Addressing Corner Cases in Autonomous Driving: A World Model-based Approach with Mixture of Experts and LLMs
- URL: http://arxiv.org/abs/2510.21867v1
- Date: Thu, 23 Oct 2025 11:41:51 GMT
- Title: Addressing Corner Cases in Autonomous Driving: A World Model-based Approach with Mixture of Experts and LLMs
- Authors: Haicheng Liao, Bonan Wang, Junxian Yang, Chengyue Wang, Zhengbin He, Guohui Zhang, Chengzhong Xu, Zhenning Li,
- Abstract summary: We present WM-MoE, the first world model-based motion forecasting framework.<n>It unifies perception, temporal memory, and decision making to address the challenges of high-risk corner-case scenarios.<n> WM-MoE consistently outperforms state-of-the-art (SOTA) baselines and remains robust under corner-case and data-missing conditions.

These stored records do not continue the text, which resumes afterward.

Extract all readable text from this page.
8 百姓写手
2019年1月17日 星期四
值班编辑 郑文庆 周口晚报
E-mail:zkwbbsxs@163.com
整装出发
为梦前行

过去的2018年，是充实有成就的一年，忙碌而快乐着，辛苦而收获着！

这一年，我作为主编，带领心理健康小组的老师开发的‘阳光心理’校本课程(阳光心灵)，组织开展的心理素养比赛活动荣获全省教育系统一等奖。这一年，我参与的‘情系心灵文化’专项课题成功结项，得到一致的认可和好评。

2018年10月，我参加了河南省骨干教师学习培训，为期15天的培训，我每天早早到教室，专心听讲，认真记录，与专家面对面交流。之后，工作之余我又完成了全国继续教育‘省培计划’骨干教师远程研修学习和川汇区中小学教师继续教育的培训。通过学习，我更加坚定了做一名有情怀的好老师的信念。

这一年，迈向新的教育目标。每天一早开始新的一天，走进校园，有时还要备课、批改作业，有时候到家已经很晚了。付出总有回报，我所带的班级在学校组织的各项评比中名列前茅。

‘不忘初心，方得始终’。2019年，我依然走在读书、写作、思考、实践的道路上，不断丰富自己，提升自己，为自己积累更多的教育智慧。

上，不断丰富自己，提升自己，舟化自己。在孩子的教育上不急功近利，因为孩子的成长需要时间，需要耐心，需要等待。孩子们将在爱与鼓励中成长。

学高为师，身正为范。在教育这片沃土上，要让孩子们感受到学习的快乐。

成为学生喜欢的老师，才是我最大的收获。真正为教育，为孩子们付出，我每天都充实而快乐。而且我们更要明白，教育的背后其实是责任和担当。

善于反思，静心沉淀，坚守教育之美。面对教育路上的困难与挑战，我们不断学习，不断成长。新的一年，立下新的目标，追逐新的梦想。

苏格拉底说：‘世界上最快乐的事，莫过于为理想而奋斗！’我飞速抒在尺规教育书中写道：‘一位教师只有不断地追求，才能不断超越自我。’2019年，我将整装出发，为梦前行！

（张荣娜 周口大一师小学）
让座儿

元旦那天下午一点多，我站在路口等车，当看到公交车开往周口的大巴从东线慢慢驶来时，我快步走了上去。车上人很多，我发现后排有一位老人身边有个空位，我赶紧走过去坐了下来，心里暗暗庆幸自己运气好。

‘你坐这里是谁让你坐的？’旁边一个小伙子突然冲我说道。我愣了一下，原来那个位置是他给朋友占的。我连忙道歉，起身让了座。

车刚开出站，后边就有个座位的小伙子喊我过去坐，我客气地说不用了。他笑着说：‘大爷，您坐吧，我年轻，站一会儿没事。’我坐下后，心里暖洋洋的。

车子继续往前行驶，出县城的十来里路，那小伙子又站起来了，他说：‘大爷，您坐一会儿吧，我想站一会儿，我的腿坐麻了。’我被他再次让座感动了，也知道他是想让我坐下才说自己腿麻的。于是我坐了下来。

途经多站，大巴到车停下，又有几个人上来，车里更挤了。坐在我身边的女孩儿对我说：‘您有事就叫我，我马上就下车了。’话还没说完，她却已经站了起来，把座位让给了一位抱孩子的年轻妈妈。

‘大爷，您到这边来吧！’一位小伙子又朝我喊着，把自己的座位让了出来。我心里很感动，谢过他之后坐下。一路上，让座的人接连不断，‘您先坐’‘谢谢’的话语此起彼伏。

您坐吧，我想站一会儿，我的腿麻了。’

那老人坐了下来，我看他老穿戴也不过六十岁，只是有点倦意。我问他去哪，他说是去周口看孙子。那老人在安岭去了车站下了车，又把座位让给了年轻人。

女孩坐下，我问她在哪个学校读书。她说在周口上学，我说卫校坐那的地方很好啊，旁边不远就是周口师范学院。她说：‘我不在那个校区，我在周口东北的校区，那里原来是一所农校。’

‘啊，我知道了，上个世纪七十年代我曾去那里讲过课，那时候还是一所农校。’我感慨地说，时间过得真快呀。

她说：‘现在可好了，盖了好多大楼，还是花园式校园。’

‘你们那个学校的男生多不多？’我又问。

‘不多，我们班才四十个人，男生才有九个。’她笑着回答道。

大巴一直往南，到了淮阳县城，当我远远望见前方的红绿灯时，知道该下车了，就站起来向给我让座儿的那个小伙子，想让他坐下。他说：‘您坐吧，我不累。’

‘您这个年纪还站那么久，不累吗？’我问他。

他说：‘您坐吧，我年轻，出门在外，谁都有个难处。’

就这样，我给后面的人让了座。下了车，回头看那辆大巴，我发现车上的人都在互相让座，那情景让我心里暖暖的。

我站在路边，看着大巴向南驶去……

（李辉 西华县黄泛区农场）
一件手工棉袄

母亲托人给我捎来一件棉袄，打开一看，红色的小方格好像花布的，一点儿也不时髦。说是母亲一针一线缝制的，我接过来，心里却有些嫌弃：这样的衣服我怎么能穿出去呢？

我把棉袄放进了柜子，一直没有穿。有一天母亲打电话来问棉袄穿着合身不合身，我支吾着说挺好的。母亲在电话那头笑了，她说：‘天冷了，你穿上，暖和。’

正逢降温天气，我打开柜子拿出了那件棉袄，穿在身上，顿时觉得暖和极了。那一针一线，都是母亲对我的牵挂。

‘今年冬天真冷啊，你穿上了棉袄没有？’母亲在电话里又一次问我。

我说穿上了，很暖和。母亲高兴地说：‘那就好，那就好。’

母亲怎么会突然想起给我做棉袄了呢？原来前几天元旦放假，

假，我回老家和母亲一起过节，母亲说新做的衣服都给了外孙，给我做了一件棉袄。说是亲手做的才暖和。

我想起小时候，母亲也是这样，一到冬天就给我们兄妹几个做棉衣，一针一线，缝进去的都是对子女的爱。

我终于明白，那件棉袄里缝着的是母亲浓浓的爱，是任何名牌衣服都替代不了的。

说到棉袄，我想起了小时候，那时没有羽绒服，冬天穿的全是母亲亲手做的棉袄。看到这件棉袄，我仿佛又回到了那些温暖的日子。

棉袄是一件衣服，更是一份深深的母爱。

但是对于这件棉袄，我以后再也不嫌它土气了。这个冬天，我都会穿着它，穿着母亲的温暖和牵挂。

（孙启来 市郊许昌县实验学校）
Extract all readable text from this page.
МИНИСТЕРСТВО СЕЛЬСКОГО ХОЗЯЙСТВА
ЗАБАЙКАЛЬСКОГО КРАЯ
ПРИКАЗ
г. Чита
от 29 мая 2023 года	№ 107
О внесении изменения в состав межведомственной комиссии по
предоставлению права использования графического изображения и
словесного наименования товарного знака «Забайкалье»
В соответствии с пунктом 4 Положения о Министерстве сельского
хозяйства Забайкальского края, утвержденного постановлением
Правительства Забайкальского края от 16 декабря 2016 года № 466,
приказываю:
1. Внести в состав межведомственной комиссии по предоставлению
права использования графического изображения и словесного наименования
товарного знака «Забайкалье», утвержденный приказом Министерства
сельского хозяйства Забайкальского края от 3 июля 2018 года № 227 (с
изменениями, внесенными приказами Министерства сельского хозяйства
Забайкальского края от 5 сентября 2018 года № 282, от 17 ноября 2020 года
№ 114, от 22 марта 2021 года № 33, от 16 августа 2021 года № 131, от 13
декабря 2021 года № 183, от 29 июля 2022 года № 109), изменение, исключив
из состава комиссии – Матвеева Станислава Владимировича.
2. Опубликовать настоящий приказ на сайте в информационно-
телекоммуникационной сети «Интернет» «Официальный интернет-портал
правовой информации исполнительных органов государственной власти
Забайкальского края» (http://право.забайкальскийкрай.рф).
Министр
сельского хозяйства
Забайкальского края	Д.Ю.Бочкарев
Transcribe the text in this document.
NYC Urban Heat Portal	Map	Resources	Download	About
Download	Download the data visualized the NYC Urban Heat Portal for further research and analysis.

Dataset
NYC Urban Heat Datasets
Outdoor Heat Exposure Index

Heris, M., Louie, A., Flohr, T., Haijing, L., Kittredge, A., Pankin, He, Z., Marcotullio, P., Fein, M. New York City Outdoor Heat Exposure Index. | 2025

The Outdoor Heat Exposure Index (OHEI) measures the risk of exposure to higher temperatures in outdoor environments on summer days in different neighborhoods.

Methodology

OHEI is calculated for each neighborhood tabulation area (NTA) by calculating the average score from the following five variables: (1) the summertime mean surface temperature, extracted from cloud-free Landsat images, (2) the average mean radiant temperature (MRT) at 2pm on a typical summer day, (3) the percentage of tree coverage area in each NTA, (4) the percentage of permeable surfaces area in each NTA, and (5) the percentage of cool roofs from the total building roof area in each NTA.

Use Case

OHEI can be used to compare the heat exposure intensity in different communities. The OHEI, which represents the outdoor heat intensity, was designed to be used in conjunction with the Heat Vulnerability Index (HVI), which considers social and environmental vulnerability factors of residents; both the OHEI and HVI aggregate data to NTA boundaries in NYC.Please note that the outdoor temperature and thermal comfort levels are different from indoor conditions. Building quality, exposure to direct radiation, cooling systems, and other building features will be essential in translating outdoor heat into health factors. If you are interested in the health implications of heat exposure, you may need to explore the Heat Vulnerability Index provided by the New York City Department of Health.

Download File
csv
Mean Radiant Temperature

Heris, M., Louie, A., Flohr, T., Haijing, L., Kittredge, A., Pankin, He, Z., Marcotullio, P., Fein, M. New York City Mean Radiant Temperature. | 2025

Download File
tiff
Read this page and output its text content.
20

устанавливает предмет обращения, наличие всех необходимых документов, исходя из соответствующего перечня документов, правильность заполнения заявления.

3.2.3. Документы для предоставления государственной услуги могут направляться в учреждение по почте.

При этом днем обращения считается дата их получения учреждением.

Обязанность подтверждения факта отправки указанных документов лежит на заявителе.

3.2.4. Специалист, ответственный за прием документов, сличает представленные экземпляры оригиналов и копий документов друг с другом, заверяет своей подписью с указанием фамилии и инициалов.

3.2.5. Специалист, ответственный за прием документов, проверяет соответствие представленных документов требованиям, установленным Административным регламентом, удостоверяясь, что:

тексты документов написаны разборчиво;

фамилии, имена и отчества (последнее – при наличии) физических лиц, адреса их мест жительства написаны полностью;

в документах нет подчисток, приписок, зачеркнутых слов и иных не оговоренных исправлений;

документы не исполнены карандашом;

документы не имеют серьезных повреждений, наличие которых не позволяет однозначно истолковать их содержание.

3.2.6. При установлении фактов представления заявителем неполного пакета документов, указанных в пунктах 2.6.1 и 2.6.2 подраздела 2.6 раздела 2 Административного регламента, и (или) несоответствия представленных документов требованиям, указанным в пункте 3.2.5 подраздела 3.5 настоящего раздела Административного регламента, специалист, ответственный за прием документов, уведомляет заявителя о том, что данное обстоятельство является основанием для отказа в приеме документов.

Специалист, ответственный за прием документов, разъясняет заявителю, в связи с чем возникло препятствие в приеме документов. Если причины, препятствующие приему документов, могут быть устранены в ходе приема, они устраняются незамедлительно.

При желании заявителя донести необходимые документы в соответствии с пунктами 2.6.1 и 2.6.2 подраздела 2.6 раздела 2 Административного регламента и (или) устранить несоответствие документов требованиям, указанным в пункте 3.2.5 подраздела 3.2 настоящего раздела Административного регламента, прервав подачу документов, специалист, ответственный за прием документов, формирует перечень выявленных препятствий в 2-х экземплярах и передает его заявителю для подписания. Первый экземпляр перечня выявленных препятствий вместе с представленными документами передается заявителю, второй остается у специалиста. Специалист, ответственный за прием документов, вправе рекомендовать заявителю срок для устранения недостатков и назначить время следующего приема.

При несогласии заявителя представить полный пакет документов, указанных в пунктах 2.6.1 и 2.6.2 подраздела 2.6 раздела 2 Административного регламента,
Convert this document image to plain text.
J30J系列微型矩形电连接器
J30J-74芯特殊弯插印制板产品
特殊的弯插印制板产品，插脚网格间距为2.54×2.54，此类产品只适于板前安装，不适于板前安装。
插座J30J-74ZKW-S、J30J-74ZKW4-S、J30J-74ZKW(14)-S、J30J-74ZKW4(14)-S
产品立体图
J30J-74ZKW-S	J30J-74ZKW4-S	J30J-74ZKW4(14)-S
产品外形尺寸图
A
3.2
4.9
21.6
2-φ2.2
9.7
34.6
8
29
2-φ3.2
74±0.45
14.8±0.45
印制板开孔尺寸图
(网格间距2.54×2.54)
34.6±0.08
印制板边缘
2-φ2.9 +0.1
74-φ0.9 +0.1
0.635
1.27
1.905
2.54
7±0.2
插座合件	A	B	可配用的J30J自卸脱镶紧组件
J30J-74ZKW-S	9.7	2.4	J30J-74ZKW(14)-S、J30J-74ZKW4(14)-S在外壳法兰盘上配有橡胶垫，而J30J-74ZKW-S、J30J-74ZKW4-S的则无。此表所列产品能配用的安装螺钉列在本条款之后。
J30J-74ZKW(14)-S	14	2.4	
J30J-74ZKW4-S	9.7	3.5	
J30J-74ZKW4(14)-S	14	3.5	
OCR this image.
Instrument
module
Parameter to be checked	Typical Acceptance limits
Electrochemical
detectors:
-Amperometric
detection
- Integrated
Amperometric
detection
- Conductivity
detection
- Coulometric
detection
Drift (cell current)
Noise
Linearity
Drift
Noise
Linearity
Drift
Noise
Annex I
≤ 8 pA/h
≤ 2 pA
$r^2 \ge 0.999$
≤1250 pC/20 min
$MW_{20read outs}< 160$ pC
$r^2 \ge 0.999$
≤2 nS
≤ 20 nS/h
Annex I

- Score: 30.363301425068162
- License: http://arxiv.org/licenses/nonexclusive-distrib/1.0/
- Abstract: Accurate and reliable motion forecasting is essential for the safe deployment of autonomous vehicles (AVs), particularly in rare but safety-critical scenarios known as corner cases. Existing models often underperform in these situations due to an over-representation of common scenes in training data and limited generalization capabilities. To address this limitation, we present WM-MoE, the first world model-based motion forecasting framework that unifies perception, temporal memory, and decision making to address the challenges of high-risk corner-case scenarios. The model constructs a compact scene representation that explains current observations, anticipates future dynamics, and evaluates the outcomes of potential actions. To enhance long-horizon reasoning, we leverage large language models (LLMs) and introduce a lightweight temporal tokenizer that maps agent trajectories and contextual cues into the LLM's feature space without additional training, enriching temporal context and commonsense priors. Furthermore, a mixture-of-experts (MoE) is introduced to decompose complex corner cases into subproblems and allocate capacity across scenario types, and a router assigns scenes to specialized experts that infer agent intent and perform counterfactual rollouts. In addition, we introduce nuScenes-corner, a new benchmark that comprises four real-world corner-case scenarios for rigorous evaluation. Extensive experiments on four benchmark datasets (nuScenes, NGSIM, HighD, and MoCAD) showcase that WM-MoE consistently outperforms state-of-the-art (SOTA) baselines and remains robust under corner-case and data-missing conditions, indicating the promise of world model-based architectures for robust and generalizable motion forecasting in fully AVs.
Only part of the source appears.